Tuesday, March 2, 2010

Writers on Writing

It’s been all over the place this past week, and if you haven’t seen it, get thee to the Guardian website and read “Ten Rules for Writing Fiction” parts one and two, and be quick about it.

Lots of nuggets here, some obvious, some not so much. My favorite is Philip Pullman’s words of advice:

My main rule is to say no to things like this, which tempt me away from my proper work. (Ten Rules, part two)

Other authors echoed this in various ways, most often railing against the dangers of the internet. It is all too easy to find yourself engaged in distractions. I firmly believe reading widely, being curious about the world around you, even if it does not have immediate bearing on your work can lead to kernels worthy of further exploration years later. I never want to close myself off to serendipitous discoveries and the creativity they may later spur on. At the same time, procrastination can only lengthen the already lengthy process of turning your idea into a draft into a polished piece into a submission to an agent into a shiny covered book in the window of a bookstore. So the take-home message is balance in all things. Just like your diet or your ability to have fun out with your friends but not get so drunk you can’t drive home.

Another caveat I liked came from Rose Tremain:
Forget the boring old dictum "write about what you know". Instead, seek out an unknown yet knowable area of experience that's going to enhance your understanding of the world and write about that. (Ten Rules, part two).

The whole ‘write about what you know’ thing bothers me greatly. I write primarily for escape or to discover things about myself I didn’t know, both of which necessitate me writing about subjects I don’t always know something about. And it’s more intellectually interesting this way. I refuse to believe something that is intellectually interesting to the writer does not translate to something a reader wants to read. So I like the nuances of what Tremain says, in that you need to mine something unique about yourself or the way you see the world and write about that. Self-discovery and authority are not mutually exclusive this way.

Finally, Geoff Dyer’s quote brings home the unease I feel when thinking too hard on the act of writing with respect to others:
Don't write in public places. In the early 1990s I went to live in Paris. The usual writerly reasons: back then, if you were caught writing in a pub in England, you could get your head kicked in, whereas in Paris, dans les cafés . . . Since then I've developed an aversion to writing in public. I now think it should be done only in private, like any other lavatorial activity. (Ten Rules, part one).
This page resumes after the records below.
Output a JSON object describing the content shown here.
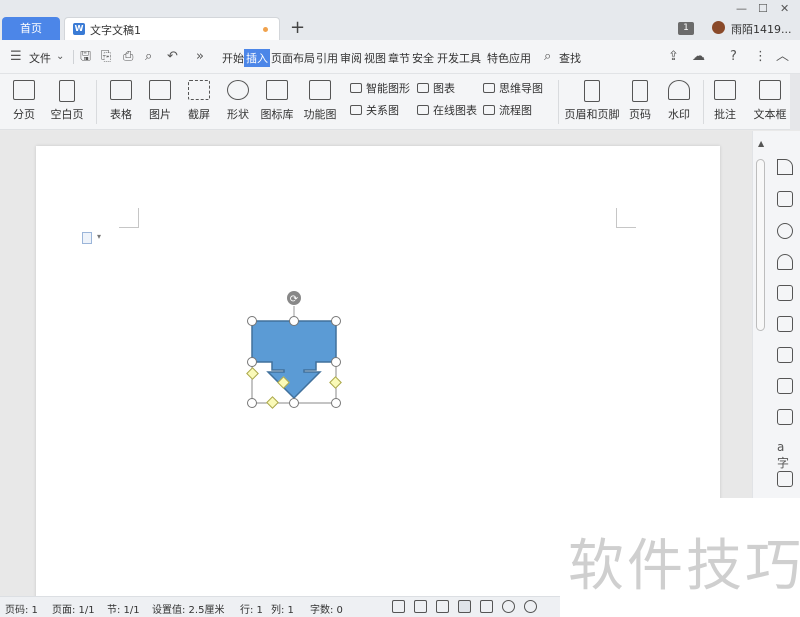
{
  "tabs": {
    "home": "首页",
    "doc": "文字文稿1",
    "new_tab": "+"
  },
  "window": {
    "badge": "1",
    "user": "雨陌1419..."
  },
  "menu": {
    "file": "文件",
    "items": [
      "开始",
      "插入",
      "页面布局",
      "引用",
      "审阅",
      "视图",
      "章节",
      "安全",
      "开发工具",
      "特色应用"
    ],
    "active": "插入",
    "search": "查找"
  },
  "ribbon": {
    "page_break": "分页",
    "blank_page": "空白页",
    "table": "表格",
    "picture": "图片",
    "screenshot": "截屏",
    "shape": "形状",
    "icon_lib": "图标库",
    "func_chart": "功能图",
    "smart_art": "智能图形",
    "chart": "图表",
    "mind_map": "思维导图",
    "relation": "关系图",
    "online_chart": "在线图表",
    "flowchart": "流程图",
    "header_footer": "页眉和页脚",
    "page_num": "页码",
    "watermark": "水印",
    "comment": "批注",
    "textbox": "文本框"
  },
  "status": {
    "page_num": "页码: 1",
    "pages": "页面: 1/1",
    "section": "节: 1/1",
    "setting": "设置值: 2.5厘米",
    "row": "行: 1",
    "col": "列: 1",
    "words": "字数: 0"
  },
  "watermark_text": "软件技巧",
  "colors": {
    "accent": "#4c86e8",
    "shape_fill": "#5b9bd5",
    "shape_stroke": "#41719c"
  }
}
Maybe it is just me in my shy, introvert ways, but I have a lot of difficulty admitting to others outside a very select few that I want to be a writer, I want to write books. Some would say by already committing words to paper (or disk) on a semi-regular basis I am already a writer. So let me clarify, I want to be a published writer. But I don’t want to tell people that. I don’t want to seem like a dreamer (who thinks they’ll be the next JK Rowling) or a slacker (who never actually gets around to writing anything but has somehow already cultivated the clothes and lifestyle). I can just hear the derision: “You’re writing the next great American novel? Yeah right.” So it is refreshing to hear someone who has achieved success as a writer still refer to it as a “lavatorial activity.” An activity where you produce crap behind closed doors and feel slightly guilty about it.